Yoshizawa, a Tokyo-based financier, immediately had an idea to save the ryokan from the wrecking ball. But to make it happen he would need the backing of Uwajima’s mayor. “The moment I saw it I felt that it would be a symbol of this city’s rebirth,” says Yoshizawa, president of Basho Bunka Forum, which helps communities raise funds to develop projects in their local areas.

Eventually officials at city hall saw the ryokan’s potential. In early April, the now renovated Kiya Ryokan reopened for business with a new mandate and a new owner – Uwajima city. Officials are now counting on the ryokan to help remedy the area’s biggest problems: its scarcity of tourists and depressed economy. “I spent the past 12 years trying to revive tourism and key industries here and I can’t say that we made much of a difference,” says Akio Kano, a former city official who retired in March.

With its steep staircases, sliding lattice windows and sturdy interlocking timber, the ryokan, built in 1911, retains much of its historic charm. There’s an inner garden and an upstairs study where one of Japan’s most celebrated writers, Ryotaro Shiba, stayed in the past while researching one of his novels.

But Kiya Ryokan is no museum piece. The project’s impressive roster of design talent added plenty of modern flourishes to broaden the ryokan’s appeal and managed to meet the project’s modest €850,000 budget. Architect Yuko Nagayama’s alterations to the first floor were radical: see-through acrylic floor panels next to tatami mats and a combination of retractable screens and multicolored LED lights that, viewed from the street at night, makes the building the appearance of an art installation.

Others on the creative team, including Sadahiro Nakamura of Transit General Office and Shinichiro Nakahara of Landscape Products, collaborated on the building’s interior, while garden designer Toshiya Ogino filled the tiny inner courtyard with greenery and a stream. “We wanted to do more than faithfully recreate the building as it was before,” says Soshin Kimura, a native of Uwajima who was the team’s creative supervisor.

When the staff, led by the ryokan’s okami (chief service manager) Mari Mori, show Monocle around, they point out the antique light fixtures that contrast with modern Toto Washlet toilets and large flat-screen TVs. The persimmon-hued wooden floorboards in the hallways shine with a coat of fresh polish. Along with Mori, a former Japan Airlines fight attendant, the ryokan has two others on staff: Bartholomeus Greb, a native of Poland who grew up in Germany, and his wife Chikae, a former ticketing agent for All Nippon Airways. The Grebs met while Bartholomeus was on a study programme at Ehime University, in Matsuyama.
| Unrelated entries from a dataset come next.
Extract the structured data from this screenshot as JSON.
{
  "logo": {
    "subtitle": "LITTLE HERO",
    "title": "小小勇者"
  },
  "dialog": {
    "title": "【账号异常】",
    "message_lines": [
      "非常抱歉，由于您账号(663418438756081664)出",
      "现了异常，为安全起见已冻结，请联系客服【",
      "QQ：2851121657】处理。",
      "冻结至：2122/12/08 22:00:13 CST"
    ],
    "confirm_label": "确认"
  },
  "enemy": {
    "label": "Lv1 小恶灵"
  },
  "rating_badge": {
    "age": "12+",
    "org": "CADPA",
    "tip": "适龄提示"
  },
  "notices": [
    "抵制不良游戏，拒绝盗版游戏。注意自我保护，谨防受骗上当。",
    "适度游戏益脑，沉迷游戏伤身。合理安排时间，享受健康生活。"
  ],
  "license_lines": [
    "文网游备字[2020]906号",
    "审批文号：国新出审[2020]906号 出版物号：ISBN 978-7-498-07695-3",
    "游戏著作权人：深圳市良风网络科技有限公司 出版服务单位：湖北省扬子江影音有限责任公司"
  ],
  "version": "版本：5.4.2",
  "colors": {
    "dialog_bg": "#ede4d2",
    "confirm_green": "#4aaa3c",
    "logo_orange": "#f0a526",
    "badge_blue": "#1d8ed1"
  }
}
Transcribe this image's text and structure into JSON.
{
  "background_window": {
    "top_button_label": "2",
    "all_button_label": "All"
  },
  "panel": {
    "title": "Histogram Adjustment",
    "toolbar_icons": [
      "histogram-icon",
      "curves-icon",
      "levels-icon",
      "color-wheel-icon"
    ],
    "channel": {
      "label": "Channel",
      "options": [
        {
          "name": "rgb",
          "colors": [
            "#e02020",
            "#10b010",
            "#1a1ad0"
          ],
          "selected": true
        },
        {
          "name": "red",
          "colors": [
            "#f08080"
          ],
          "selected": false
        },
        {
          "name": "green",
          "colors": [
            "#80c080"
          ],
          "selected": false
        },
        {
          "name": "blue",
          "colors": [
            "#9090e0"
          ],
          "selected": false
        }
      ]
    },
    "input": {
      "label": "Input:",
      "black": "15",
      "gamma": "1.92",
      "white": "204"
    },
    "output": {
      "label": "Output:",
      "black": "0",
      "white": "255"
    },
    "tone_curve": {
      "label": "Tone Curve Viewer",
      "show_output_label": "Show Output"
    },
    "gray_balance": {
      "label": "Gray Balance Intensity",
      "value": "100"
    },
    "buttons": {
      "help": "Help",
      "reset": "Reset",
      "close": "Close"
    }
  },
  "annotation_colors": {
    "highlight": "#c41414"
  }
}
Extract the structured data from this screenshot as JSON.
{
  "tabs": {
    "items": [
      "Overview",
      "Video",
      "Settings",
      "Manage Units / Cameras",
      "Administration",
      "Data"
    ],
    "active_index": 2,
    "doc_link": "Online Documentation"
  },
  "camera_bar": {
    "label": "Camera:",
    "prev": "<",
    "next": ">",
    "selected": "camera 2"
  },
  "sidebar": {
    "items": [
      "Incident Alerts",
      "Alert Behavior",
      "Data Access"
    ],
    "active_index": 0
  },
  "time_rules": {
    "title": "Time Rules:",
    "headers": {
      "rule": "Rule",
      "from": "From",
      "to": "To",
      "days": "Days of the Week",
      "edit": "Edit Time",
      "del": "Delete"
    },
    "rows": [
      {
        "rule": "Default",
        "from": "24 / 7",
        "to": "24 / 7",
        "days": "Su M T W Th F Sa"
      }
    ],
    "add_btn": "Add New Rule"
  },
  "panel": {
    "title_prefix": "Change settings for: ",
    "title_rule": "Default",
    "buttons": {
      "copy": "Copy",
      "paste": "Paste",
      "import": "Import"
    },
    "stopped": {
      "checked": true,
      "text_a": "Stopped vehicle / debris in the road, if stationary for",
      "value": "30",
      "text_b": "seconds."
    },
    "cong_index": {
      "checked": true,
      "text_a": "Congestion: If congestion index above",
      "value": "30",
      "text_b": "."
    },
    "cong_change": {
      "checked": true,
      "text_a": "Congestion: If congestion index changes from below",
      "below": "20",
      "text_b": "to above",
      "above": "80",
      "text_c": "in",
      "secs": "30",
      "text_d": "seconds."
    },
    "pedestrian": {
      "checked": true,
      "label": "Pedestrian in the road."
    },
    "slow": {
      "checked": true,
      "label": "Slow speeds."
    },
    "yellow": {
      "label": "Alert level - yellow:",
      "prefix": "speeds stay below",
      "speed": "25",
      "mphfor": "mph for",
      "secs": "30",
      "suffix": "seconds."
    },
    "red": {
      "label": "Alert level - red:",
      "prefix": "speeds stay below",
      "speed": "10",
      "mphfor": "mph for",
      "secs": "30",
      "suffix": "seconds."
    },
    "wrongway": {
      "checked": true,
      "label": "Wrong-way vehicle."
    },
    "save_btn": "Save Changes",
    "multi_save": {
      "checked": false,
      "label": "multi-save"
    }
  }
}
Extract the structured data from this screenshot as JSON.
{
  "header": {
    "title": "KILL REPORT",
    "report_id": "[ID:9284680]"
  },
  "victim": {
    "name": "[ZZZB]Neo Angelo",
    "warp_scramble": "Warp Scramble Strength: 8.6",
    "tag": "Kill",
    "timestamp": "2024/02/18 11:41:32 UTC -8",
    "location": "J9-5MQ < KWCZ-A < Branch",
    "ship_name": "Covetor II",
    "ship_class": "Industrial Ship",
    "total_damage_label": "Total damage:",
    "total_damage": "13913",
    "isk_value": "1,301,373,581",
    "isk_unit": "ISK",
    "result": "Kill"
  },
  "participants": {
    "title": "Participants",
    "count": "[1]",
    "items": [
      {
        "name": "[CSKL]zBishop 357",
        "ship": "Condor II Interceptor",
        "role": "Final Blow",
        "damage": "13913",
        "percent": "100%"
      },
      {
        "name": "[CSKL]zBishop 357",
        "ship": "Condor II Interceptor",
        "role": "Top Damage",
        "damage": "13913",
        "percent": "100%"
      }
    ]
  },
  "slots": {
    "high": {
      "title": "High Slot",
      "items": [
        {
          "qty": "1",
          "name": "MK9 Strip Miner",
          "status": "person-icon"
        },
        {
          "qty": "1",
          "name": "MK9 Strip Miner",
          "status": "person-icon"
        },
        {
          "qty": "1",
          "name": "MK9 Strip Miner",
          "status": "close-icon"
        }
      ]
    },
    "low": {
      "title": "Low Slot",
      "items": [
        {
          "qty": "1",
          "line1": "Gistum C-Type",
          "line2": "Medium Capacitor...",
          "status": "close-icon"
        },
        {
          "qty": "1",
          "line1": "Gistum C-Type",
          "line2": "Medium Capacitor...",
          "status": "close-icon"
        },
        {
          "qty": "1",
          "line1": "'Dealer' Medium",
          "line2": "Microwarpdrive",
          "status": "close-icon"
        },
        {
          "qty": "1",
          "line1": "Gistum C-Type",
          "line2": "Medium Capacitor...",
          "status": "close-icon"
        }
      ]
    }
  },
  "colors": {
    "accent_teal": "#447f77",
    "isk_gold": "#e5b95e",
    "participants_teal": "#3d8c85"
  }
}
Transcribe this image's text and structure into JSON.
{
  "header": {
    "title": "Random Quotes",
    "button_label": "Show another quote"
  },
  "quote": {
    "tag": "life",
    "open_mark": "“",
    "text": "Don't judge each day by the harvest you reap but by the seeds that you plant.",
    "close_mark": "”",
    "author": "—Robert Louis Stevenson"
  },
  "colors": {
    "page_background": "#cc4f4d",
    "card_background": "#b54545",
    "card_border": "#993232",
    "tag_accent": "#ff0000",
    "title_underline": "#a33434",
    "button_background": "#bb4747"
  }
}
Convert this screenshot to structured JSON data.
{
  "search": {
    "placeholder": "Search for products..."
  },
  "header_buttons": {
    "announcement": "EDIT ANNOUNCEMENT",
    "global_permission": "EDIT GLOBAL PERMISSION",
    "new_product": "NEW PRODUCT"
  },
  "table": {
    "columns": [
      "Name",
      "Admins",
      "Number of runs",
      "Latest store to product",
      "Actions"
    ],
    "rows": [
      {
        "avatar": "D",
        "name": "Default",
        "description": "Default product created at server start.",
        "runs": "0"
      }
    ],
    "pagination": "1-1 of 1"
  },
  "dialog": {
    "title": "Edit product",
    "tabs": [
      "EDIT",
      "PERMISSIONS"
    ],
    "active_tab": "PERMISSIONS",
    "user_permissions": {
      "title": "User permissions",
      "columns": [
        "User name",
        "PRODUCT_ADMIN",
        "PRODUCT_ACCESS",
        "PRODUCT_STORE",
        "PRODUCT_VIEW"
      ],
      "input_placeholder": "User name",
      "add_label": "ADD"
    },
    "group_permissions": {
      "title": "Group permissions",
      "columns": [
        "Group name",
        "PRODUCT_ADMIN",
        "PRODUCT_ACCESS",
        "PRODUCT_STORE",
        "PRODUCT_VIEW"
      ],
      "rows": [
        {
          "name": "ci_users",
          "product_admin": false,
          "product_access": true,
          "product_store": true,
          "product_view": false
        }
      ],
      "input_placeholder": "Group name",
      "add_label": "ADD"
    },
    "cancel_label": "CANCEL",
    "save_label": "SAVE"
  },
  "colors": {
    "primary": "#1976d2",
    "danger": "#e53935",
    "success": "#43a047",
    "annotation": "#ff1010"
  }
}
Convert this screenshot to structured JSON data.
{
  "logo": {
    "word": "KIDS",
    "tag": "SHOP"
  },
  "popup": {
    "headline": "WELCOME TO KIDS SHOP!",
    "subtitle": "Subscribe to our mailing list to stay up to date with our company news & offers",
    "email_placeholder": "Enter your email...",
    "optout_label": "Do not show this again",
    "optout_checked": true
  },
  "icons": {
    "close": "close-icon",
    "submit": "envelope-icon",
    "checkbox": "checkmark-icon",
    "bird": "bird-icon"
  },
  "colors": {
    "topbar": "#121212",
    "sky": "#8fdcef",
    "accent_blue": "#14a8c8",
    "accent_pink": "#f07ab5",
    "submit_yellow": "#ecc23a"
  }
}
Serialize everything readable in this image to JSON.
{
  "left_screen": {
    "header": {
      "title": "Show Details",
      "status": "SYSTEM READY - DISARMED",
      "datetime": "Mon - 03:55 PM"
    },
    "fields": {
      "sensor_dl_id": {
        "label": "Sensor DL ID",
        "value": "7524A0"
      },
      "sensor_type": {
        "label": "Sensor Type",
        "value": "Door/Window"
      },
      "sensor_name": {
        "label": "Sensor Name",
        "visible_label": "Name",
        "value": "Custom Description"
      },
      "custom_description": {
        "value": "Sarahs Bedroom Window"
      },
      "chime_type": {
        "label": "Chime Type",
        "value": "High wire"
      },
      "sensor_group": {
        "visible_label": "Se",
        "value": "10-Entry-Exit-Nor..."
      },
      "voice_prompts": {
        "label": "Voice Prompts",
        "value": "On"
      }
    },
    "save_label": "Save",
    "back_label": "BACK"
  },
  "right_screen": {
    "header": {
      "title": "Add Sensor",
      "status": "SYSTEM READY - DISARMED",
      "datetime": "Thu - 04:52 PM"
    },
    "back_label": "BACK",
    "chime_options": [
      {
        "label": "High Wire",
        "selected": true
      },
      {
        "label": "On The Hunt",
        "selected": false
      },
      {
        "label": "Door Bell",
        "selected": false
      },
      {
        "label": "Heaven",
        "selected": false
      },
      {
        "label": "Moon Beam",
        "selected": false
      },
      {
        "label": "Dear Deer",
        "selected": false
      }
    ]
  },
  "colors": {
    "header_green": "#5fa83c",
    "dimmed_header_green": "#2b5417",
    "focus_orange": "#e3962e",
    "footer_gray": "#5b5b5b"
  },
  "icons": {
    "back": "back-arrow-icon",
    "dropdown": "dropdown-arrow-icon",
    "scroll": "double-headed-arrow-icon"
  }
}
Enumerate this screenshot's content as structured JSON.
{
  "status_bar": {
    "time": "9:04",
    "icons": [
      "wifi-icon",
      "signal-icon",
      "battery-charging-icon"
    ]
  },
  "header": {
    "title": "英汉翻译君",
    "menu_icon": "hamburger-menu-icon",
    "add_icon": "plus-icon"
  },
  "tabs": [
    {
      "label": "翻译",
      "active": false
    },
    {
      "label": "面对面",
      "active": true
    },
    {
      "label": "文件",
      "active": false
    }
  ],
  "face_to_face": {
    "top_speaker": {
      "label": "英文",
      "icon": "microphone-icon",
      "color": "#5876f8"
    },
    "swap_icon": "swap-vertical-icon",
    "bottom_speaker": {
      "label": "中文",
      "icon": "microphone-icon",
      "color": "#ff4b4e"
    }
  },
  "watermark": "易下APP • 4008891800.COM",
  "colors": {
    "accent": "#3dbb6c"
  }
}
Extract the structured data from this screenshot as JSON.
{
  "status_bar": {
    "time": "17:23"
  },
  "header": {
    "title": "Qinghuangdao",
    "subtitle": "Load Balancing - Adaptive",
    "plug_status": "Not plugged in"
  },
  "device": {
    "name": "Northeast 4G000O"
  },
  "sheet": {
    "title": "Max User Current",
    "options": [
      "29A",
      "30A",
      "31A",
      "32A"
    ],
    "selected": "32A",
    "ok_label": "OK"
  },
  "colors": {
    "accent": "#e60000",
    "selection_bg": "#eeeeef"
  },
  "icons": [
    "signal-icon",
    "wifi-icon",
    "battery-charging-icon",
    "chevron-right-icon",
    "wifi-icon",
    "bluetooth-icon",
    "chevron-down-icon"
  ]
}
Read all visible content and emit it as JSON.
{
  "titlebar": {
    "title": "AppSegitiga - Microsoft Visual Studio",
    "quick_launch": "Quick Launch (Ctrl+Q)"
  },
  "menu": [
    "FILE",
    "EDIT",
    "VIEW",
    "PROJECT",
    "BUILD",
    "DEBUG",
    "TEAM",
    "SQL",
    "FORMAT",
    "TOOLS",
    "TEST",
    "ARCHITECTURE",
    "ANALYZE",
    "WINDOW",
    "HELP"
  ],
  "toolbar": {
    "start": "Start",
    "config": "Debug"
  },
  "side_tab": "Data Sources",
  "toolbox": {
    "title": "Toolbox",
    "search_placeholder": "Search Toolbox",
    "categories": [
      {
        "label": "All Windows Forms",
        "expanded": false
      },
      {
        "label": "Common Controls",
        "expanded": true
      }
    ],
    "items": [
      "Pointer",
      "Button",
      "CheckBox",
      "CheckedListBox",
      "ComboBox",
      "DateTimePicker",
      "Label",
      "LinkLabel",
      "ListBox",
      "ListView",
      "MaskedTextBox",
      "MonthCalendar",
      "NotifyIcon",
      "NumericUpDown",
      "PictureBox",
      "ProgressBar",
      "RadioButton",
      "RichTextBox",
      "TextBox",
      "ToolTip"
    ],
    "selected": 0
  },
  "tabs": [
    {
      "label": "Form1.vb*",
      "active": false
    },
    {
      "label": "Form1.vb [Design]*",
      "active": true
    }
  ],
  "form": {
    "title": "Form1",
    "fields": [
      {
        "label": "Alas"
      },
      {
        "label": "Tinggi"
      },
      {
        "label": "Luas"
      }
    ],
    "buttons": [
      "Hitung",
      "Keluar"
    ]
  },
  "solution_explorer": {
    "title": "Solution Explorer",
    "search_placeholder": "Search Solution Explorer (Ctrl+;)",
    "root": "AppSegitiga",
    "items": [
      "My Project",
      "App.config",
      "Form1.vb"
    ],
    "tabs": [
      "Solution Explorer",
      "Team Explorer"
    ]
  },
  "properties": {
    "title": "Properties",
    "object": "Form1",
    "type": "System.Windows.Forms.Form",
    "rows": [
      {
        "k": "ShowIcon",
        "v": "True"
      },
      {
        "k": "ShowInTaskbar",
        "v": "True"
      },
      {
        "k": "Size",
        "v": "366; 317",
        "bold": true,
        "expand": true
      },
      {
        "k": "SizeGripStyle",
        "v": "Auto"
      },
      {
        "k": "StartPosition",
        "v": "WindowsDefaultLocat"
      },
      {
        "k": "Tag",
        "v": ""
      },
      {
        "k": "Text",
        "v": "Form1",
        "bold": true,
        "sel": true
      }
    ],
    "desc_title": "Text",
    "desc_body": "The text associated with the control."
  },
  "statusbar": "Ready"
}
Unlike a traditional ryokan, Kiya doesn’t pamper its guests or prepare lavish meals. It operates more like a rental property and has a policy of accommodating only one group of up eight people at a time. Guests are handed the keys and mostly left alone after check-in, which on a recent morning led to an awkward moment when a local baker tripped the burglar alarm after quietly letting herself into the building to drop off freshly baked croissants, coffee and juice. Within minutes, a security guard, in a helmet and bullet-proof vest, arrived to ask about a possible break-in.

Nobody thinks one building can solve all of Uwajima’s problems. There are too many. The city’s once-thriving pearl and fisheries trade has hit hard times and orchard owners have faced stiffer competition in recent years. Its pedestrian-only shopping arcade has steadily lost tenants to bankruptcies and once regular customers now prefer large chain stores that cater to motorists. Adding to Uwajima’s woes is an exodus of young people to universities or jobs in the big cities that has left behind a greying population of 84,000.

But Kiya gives the city a smart public venue to advertise itself. The project is already drawing attention as a model for other struggling local communities across Japan. The ryokan could also demonstrate to the city’s residents the value of protecting their landmarks, most of which were destroyed by Allied bombers during the Second World War.

Kimura is lining up art exhibits and other events this autumn that will be held in the building’s two-room wing downstairs. “This region has torn down most of the remaining historic buildings,” he says. “Hopefully Kiya can offer an example of how to preserve what’s left and modernise them so they add to the city’s renewal.”